Association of Staff in Tertiary Education
- Abbreviation: ASTE
- Founded: 1988
- Headquarters: Wellington, New Zealand
- Location: New Zealand;
- Key people: Sharn Riggs, national secretary Jo Scott, paearataki
- Affiliations: NZCTU
- Website: www.aste.ac.nz

= Association of Staff in Tertiary Education =

The Association of Staff in Tertiary Education (Te Hau Takitini o Aotearoa; ASTE) was a national trade union in New Zealand. In 2009, it merged with Association of University Staff (AUS) to become the New Zealand Tertiary Education Union. ASTE was formed in 1988 by the merger of the Teacher Colleges Association (TCA), and the NZ Association of Polytechnic Teachers (NZAPT). The majority of members were from polytechnics. However, it retained coverage of the academic staff at the Auckland University of Technology (AUT) and had members at the Victoria, Massey, Waikato and Auckland universities who were employed at the former Wellington Polytechnic and former colleges of education before these institutions were merged with the universities.

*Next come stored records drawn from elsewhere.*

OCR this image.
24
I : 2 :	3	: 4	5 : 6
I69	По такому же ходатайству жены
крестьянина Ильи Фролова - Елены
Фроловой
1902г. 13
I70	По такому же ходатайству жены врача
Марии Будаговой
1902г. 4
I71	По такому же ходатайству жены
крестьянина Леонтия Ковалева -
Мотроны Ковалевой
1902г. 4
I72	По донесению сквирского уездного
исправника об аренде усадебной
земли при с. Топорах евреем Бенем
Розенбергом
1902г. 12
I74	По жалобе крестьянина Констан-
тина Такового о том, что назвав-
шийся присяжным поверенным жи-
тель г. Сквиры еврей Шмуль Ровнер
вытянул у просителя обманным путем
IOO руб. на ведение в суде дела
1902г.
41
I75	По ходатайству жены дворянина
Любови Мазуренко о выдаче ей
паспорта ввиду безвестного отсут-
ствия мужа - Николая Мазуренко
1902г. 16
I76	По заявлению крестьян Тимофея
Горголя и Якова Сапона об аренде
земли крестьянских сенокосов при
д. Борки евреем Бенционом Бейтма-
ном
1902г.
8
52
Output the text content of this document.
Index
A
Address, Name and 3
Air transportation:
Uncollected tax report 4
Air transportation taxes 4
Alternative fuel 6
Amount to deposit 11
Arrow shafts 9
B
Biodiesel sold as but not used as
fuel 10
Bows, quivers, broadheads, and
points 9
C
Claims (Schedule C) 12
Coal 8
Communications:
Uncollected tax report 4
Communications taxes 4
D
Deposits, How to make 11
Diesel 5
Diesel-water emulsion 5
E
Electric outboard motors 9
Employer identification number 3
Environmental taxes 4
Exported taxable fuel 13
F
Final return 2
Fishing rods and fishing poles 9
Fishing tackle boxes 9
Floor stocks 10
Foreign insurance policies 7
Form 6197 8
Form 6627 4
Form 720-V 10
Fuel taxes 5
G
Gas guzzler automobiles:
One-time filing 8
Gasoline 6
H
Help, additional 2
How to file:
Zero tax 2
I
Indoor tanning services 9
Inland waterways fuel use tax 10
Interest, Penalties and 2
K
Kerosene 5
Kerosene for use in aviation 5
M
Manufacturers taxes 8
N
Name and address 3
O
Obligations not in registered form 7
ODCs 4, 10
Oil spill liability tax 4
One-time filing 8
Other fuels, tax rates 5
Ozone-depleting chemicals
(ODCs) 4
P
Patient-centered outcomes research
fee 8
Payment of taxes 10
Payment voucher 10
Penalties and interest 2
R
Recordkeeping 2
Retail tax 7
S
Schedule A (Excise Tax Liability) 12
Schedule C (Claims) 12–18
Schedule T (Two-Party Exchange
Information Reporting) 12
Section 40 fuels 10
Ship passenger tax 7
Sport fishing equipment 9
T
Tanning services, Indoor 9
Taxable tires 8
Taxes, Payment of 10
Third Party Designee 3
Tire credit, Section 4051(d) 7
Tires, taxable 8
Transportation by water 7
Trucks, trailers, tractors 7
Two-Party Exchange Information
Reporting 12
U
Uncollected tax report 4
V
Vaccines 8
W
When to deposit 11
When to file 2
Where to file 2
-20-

Most of the other staff at the seven established universities belonged to the Association of University Staff, although some belonged to the Public Service Association (PSA) and the Service and Food Workers Union.

ASTE & Association of University Staff (AUS) elected to amalgamate to become New Zealand Tertiary Education Union (NZTEU) effective 1 January 2009.

The ASTE was a member of the New Zealand Council of Trade Unions.